Éric Scherer

Directeur de la prospective à France Télévision

“Les algorithmes, nouvelles éminences grises de l’information ”

Se réinventer ou disparaître, telle est l’alternative à laquelle Internet, le numérique et les robots, condamnent les journalistes. Pour garder la main, ceux-ci devront apprendre à gérer la relation entre l’homme et la machine.

 

En quoi les algorithmes vont-ils bouleverser le monde de l’information ?

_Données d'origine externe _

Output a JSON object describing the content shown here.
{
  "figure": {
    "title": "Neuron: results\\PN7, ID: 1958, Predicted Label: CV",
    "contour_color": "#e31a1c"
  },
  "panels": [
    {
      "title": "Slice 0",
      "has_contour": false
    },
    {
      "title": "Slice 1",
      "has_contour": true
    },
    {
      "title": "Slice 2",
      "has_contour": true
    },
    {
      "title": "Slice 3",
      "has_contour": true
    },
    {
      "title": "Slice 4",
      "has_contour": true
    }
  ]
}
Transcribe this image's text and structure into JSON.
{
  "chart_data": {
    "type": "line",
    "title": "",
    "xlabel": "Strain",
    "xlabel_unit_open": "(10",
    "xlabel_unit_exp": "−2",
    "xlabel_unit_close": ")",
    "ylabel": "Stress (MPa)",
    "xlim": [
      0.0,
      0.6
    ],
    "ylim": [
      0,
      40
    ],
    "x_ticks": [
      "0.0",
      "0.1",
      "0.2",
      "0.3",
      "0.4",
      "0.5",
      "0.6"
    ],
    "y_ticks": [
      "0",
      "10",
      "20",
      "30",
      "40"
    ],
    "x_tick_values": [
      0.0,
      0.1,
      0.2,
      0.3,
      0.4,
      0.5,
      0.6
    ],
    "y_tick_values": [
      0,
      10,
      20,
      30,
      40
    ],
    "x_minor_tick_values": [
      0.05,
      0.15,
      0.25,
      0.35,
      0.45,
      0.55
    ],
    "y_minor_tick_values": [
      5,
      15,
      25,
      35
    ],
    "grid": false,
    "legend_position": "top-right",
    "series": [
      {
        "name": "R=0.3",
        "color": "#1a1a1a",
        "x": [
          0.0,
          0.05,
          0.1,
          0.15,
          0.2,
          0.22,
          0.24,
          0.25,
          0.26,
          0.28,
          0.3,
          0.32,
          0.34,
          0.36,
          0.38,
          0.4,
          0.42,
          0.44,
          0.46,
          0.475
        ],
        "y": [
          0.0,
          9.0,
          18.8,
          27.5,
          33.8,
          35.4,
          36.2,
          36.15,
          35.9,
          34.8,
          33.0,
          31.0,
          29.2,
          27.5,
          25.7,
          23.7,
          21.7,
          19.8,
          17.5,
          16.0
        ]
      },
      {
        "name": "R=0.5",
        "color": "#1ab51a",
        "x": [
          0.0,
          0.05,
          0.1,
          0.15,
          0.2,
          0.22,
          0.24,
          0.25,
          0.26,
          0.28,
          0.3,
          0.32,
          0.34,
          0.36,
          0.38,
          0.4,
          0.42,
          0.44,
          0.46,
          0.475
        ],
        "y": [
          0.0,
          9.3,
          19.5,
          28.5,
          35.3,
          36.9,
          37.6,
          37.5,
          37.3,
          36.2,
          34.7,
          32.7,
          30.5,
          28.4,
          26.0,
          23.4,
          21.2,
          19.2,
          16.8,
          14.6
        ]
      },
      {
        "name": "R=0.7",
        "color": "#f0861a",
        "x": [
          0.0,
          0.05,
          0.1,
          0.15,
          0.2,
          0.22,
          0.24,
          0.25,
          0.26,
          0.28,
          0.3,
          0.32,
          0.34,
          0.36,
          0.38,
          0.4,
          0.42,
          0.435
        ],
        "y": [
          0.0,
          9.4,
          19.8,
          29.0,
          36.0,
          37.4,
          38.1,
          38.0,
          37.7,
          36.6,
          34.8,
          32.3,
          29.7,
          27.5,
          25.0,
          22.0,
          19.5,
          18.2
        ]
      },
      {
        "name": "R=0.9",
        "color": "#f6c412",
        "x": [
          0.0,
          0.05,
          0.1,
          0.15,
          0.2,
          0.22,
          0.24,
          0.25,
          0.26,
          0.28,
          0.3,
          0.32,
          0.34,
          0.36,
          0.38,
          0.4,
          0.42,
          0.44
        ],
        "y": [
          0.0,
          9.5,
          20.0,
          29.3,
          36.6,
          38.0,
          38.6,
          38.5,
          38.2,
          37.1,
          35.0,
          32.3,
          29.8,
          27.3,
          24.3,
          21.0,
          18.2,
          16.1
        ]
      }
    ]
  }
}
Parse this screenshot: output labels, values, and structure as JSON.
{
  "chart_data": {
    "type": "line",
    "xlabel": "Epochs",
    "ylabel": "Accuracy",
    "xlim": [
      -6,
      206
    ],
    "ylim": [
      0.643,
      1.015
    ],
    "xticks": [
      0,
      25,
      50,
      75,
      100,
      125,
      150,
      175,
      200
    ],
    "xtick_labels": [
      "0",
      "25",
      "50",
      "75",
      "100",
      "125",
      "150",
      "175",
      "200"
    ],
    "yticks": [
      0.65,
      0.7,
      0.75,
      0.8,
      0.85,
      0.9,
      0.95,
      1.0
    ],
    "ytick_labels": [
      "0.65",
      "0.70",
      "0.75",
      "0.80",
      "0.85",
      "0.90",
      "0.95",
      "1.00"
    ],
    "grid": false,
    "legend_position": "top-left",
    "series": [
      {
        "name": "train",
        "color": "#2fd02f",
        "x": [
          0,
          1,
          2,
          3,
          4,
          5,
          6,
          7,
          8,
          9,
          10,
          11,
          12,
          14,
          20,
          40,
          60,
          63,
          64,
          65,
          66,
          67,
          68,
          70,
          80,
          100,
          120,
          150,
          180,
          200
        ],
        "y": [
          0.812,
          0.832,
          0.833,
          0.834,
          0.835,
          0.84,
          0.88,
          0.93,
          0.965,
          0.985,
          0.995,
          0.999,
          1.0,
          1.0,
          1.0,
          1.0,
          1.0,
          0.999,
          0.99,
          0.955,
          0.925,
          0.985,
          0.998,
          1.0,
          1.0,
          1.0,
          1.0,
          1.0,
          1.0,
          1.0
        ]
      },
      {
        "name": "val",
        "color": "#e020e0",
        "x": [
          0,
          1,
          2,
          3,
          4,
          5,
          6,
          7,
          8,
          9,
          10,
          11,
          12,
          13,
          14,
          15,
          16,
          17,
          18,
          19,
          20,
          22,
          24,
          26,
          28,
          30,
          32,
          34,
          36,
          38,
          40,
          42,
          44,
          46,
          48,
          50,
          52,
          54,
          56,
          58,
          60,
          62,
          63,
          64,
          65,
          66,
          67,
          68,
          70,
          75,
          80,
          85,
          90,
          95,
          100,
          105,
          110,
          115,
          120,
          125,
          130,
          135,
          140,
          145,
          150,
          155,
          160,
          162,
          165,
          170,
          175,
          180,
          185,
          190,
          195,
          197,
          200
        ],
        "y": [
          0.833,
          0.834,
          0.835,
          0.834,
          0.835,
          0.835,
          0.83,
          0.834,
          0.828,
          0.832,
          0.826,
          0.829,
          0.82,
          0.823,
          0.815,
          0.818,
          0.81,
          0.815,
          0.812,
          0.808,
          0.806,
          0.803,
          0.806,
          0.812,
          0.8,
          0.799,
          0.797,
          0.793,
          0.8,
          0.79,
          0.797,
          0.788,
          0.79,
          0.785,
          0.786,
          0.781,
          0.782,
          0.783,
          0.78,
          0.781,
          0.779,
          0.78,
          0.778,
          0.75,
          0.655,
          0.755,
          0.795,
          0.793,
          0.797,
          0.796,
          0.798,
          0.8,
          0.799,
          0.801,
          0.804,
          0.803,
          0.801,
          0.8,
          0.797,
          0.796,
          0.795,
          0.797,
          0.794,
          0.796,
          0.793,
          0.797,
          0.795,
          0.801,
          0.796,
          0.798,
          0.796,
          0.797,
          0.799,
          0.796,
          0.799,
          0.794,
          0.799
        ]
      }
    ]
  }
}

Plus personne ne peut exploiter la masse de données aujourd’hui disponible. Nous avons besoin de machines, d’algorithmes pour faire le tri, sélectionner et donner
du sens. Trouver le signal dans le bruit est au cœur d’un nouveau changement de paradigme dans l’univers de la consommation de médias d’informations. L’époque est aux « Big Data », qu’aucun humain n’est capable aujourd’hui de classer manuellement. Les algorithmes sont ces bouts de code qui nous aident à passer des mass médias aux médias
de précision. Ils permettent d’anticiper les comportements de lecture et de visionnage et d’y répondre par une offre ciblée. Ils vont trier, recommander des articles, organiser la Une des sites et commencent à produire des contenus. Les robots ne se contentent plus de calculer ou traiter l’information, ils sont désormais capables d’apprendre, demain de prédire, de décider. Nous ne sommes qu’au début d’une collaboration entre l’homme et la machine qui va bouleverser la donne politique, économique et sociale. La nouvelle Secrétaire d’Etat chargé du numérique, Axelle Lemaire, vient de nous prévenir : « 70 % des emplois actuels disparaîtront d’ici 50 ans ». Eric Schmidt, le patron de Google pense lui que le problème n°1 des démocraties est déjà de savoir comment gérer la co-existence entre hommes et machines.

 

Les médias sont-ils prêts à passer à cette nouvelle ère ?

Le premier impératif, c’est avant tout d’éviter la politique de l’autruche… La révolution digitale est inéluctable : le numérique est plus rapide, plus pratique et moins cher. Alors que les médias cherchent à réduire leurs coûts, ces nouveaux outils sont indispensables. Ils les aideront à se réinventer et constituent de puissants stimulants pour concevoir, produire et organiser différemment les contenus. Ils permettront de mieux répondre aux demandes du public, d’améliorer l’expérience,
de personnaliser l’offre, de créer de nouveaux services, qui s’ajoutent davantage qu’ils ne substituent aux offres existantes. Dans l’information, les algorithmes sont désormais en mesure de produire des nouvelles brèves automatisées, de dégager du temps aux journalistes, qui trouveront dans ces boîtes à outils les moyens de mieux exploiter les données. Ce journalisme « augmenté » est l’une des rares façons de sortir par le haut de la crise actuelle des médias et de rendre service aux citoyens.

 

Quels sont les risques de cette automatisation de l’information ?

A court et moyen terme, de nouveaux risques sociaux sont prévisibles. Les médias anglo-saxons ont déjà connu une vague importante de licenciements et les médias français n’échapperont probablement pas à la disparition progressive de l’imprimé. Le risque d’allégeance du rédacteur à l’annonceur est aussi réel. La maîtrise des nouvelles formes de contenus sponsorisés doit être faite avec précaution. Le ciblage et la personnalisation sont peut être des gages de viabilité économique, mais pas d’indépendance éditoriale. Pour l’instant, les frontières entre marketing et éditorial sont encore assez étanches dans la presse généraliste. Le sens de l’histoire joue en faveur d’une plus grande coopération. Là encore, avec prudence. Mais plus on va vers les médias spécialisés sur Internet, plus la sélection des informations se fait selon les intérêts
des lecteurs. Codifier, c’est mettre ainsi de côté beaucoup d’éléments. Je crains que le risque majeur soit celui de la « chambre d’écho » : la tendance des nouveaux médias à cibler les informations en fonction des sujets familiers va favoriser des angles morts. Les sujets qui sont en dehors de ce radar n’atteindront plus le lecteur qui risque de passer à côté de choses importantes. Là encore, les algorithmes devraient résoudre ce problème et redonner davantage de sérendipité.

 

La robotisation va-t-elle rendre les journalistes caducs ?

Ce qui reste unique chez le journaliste ou l’éditeur, ce sont des choix éditoriaux et de programmation d’une offre cohérente, son intuition, sa perspicacité, sa prise de risque et son goût de l’aventure, que rien ne saurait remplacer, pour remplir l’exigeant contrat d’écoute avec un public qui favorise aujourd’hui contexte et expérience, mais aussi originalité et confiance. Tant que le journaliste apportera de la valeur ajoutée aux données, son rôle aura un sens.